Es ist der Höhepunkt des Buches, das Schürfungen, blutende Wunden offen legt. Wer je Fritz Kortner – unvergesslich – zornzitternden Herzens Shylocks Worte sprechen hörte: "Wenn ihr uns stecht, bluten wir nicht? Wenn ihr uns kitzelt, lachen wir nicht? Wenn ihr uns vergiftet, sterben wir nicht? Und wenn ihr uns beleidigt, sollen wir uns nicht rächen?", der hört sie hier noch einmal, aber aus dem Jahre 1921, da ja – wie wenig später – keiner etwas gewusst hat.
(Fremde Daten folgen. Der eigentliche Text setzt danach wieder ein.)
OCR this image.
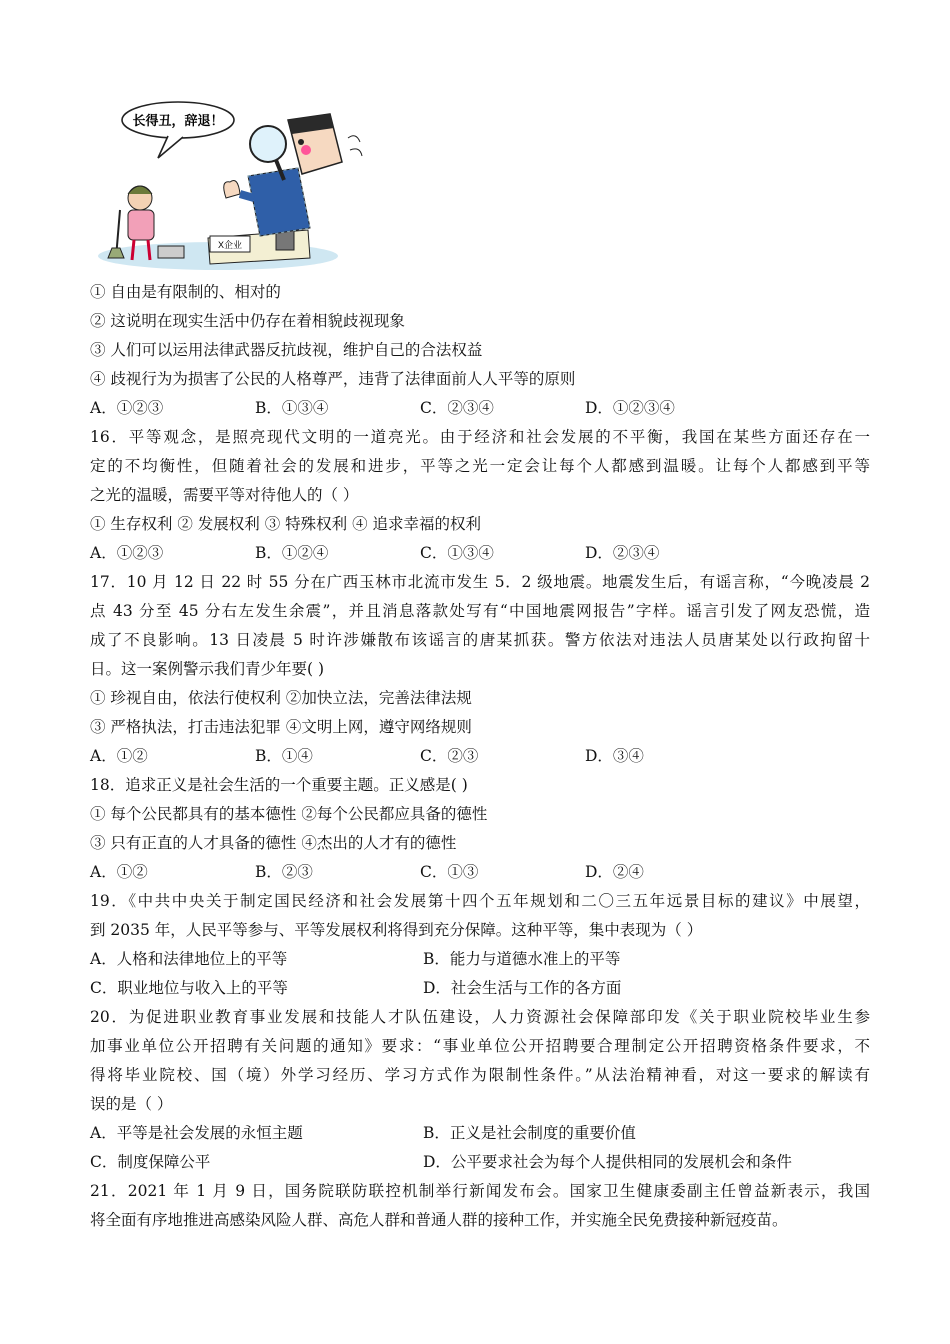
长得丑，辞退！
X企业
① 自由是有限制的、相对的
② 这说明在现实生活中仍存在着相貌歧视现象
③ 人们可以运用法律武器反抗歧视，维护自己的合法权益
④ 歧视行为为损害了公民的人格尊严，违背了法律面前人人平等的原则
A．①②③	B．①③④	C．②③④	D．①②③④
16．平等观念，是照亮现代文明的一道亮光。由于经济和社会发展的不平衡，我国在某些方面还存在一
定的不均衡性，但随着社会的发展和进步，平等之光一定会让每个人都感到温暖。让每个人都感到平等
之光的温暖，需要平等对待他人的（ ）
① 生存权利 ② 发展权利 ③ 特殊权利 ④ 追求幸福的权利
A．①②③	B．①②④	C．①③④	D．②③④
17．10 月 12 日 22 时 55 分在广西玉林市北流市发生 5．2 级地震。地震发生后，有谣言称，“今晚凌晨 2
点 43 分至 45 分右左发生余震”，并且消息落款处写有“中国地震网报告”字样。谣言引发了网友恐慌，造
成了不良影响。13 日凌晨 5 时许涉嫌散布该谣言的唐某抓获。警方依法对违法人员唐某处以行政拘留十
日。这一案例警示我们青少年要( )
① 珍视自由，依法行使权利 ②加快立法，完善法律法规
③ 严格执法，打击违法犯罪 ④文明上网，遵守网络规则
A．①②	B．①④	C．②③	D．③④
18．追求正义是社会生活的一个重要主题。正义感是( )
① 每个公民都具有的基本德性 ②每个公民都应具备的德性
③ 只有正直的人才具备的德性 ④杰出的人才有的德性
A．①②	B．②③	C．①③	D．②④
19．《中共中央关于制定国民经济和社会发展第十四个五年规划和二〇三五年远景目标的建议》中展望，
到 2035 年，人民平等参与、平等发展权利将得到充分保障。这种平等，集中表现为（ ）
A．人格和法律地位上的平等	B．能力与道德水准上的平等
C．职业地位与收入上的平等	D．社会生活与工作的各方面
20．为促进职业教育事业发展和技能人才队伍建设，人力资源社会保障部印发《关于职业院校毕业生参
加事业单位公开招聘有关问题的通知》要求：“事业单位公开招聘要合理制定公开招聘资格条件要求，不
得将毕业院校、国（境）外学习经历、学习方式作为限制性条件。”从法治精神看，对这一要求的解读有
误的是（ ）
A．平等是社会发展的永恒主题	B．正义是社会制度的重要价值
C．制度保障公平	D．公平要求社会为每个人提供相同的发展机会和条件
21．2021 年 1 月 9 日，国务院联防联控机制举行新闻发布会。国家卫生健康委副主任曾益新表示，我国
将全面有序地推进高感染风险人群、高危人群和普通人群的接种工作，并实施全民免费接种新冠疫苗。
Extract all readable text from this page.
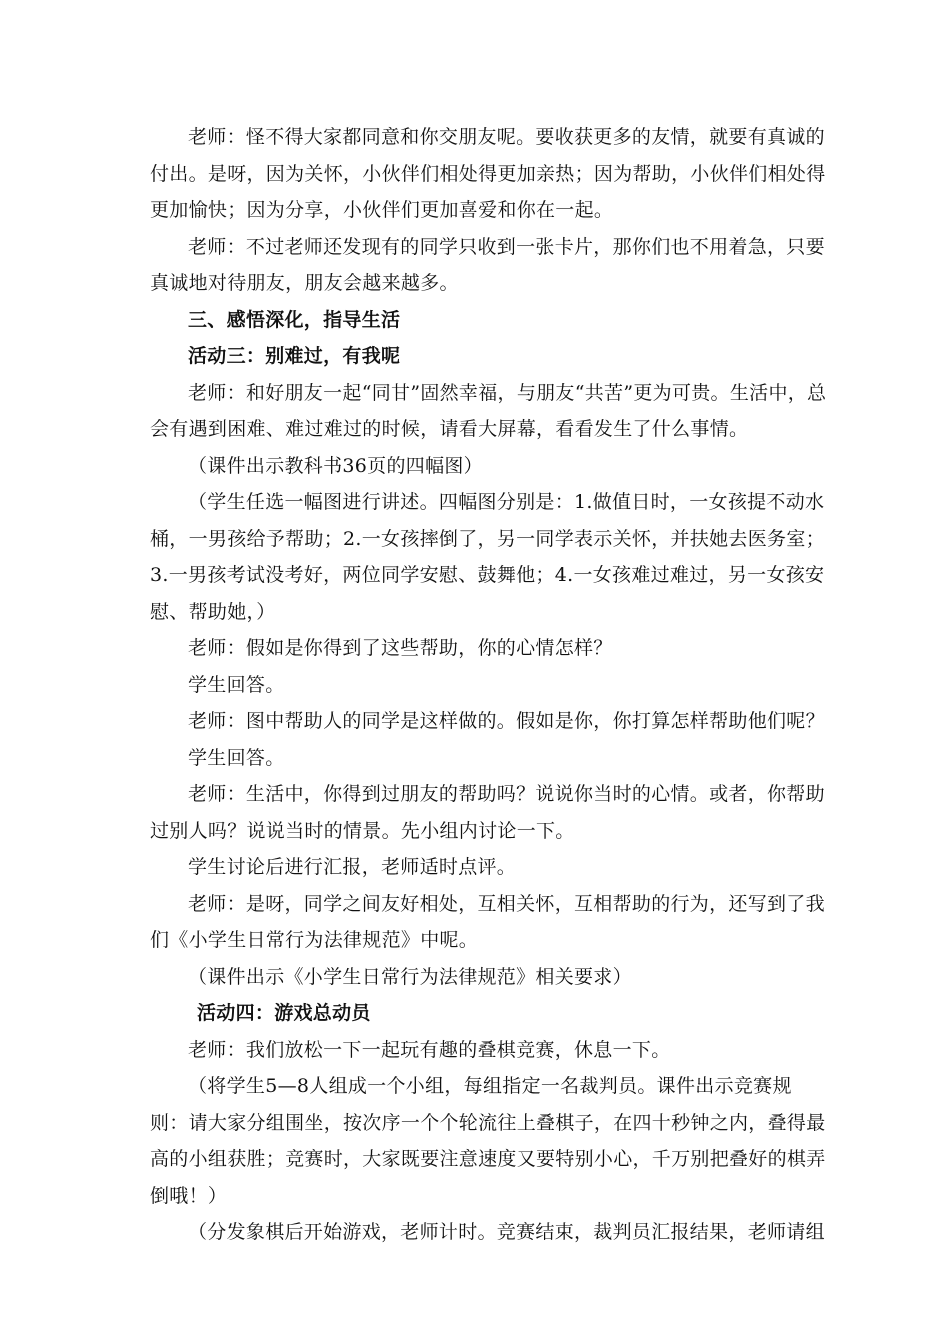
老师：怪不得大家都同意和你交朋友呢。要收获更多的友情，就要有真诚的付出。是呀，因为关怀，小伙伴们相处得更加亲热；因为帮助，小伙伴们相处得更加愉快；因为分享，小伙伴们更加喜爱和你在一起。

老师：不过老师还发现有的同学只收到一张卡片，那你们也不用着急，只要真诚地对待朋友，朋友会越来越多。

三、感悟深化，指导生活

活动三：别难过，有我呢

老师：和好朋友一起“同甘”固然幸福，与朋友“共苦”更为可贵。生活中，总会有遇到困难、难过难过的时候，请看大屏幕，看看发生了什么事情。

（课件出示教科书36页的四幅图）

（学生任选一幅图进行讲述。四幅图分别是：1.做值日时，一女孩提不动水桶，一男孩给予帮助；2.一女孩摔倒了，另一同学表示关怀，并扶她去医务室；3.一男孩考试没考好，两位同学安慰、鼓舞他；4.一女孩难过难过，另一女孩安慰、帮助她，）

老师：假如是你得到了这些帮助，你的心情怎样？

学生回答。

老师：图中帮助人的同学是这样做的。假如是你，你打算怎样帮助他们呢？

学生回答。

老师：生活中，你得到过朋友的帮助吗？说说你当时的心情。或者，你帮助过别人吗？说说当时的情景。先小组内讨论一下。

学生讨论后进行汇报，老师适时点评。

老师：是呀，同学之间友好相处，互相关怀，互相帮助的行为，还写到了我们《小学生日常行为法律规范》中呢。

（课件出示《小学生日常行为法律规范》相关要求）

活动四：游戏总动员

老师：我们放松一下一起玩有趣的叠棋竞赛，休息一下。

（将学生5—8人组成一个小组，每组指定一名裁判员。课件出示竞赛规则：请大家分组围坐，按次序一个个轮流往上叠棋子，在四十秒钟之内，叠得最高的小组获胜；竞赛时，大家既要注意速度又要特别小心，千万别把叠好的棋弄倒哦！）

（分发象棋后开始游戏，老师计时。竞赛结束，裁判员汇报结果，老师请组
Marcel Reich-Ranicki hat in seinem stillen und informativen Nachwort dargelegt, wie auch Thomas Mann nach der Lektüre des Buches sich die Ohren zuhielt und den vielleicht nicht ganz neidlos betrachteten Erfolg des Romanciers Wassermann wie einen Schutzschild vor irgend möglichen Antisemitismus schob; Thomas Mann wollte nicht wissen, was er las. Es war aber zu lesen, und inständiger kann ich nicht bitten, es jetzt und heute zu lesen, was dieser große Erzähler uns anzuhören bat; in taube Ohren:

"Es ist vergeblich, beispielschaffend zu wirken. Sie sagen: wir wissen nichts, wir haben nichts gesehen, wir haben nichts gehört. Es ist vergeblich, die Verborgenheit zu suchen. Sie sagen: der Feigling, er verkriecht sich, sein schlechtes Gewissen treibt ihn dazu. Es ist vergeblich, unter sie zu gehen und ihnen die Hand zu bieten. Sie sagen: was nimmt er sich heraus mit seiner jüdischen Aufdringlichkeit? Es ist vergeblich, ihnen Treue zu halten, sei es als Mitkämpfer, sei es als Mitbürger. Sie sagen: er ist der Proteus, er kann eben alles. Es ist vergeblich, das Gift zu entgiften. Sie brauen frisches. Es ist vergeblich, für sie zu leben und für sie zu sterben. Sie sagen: er ist ein Jude."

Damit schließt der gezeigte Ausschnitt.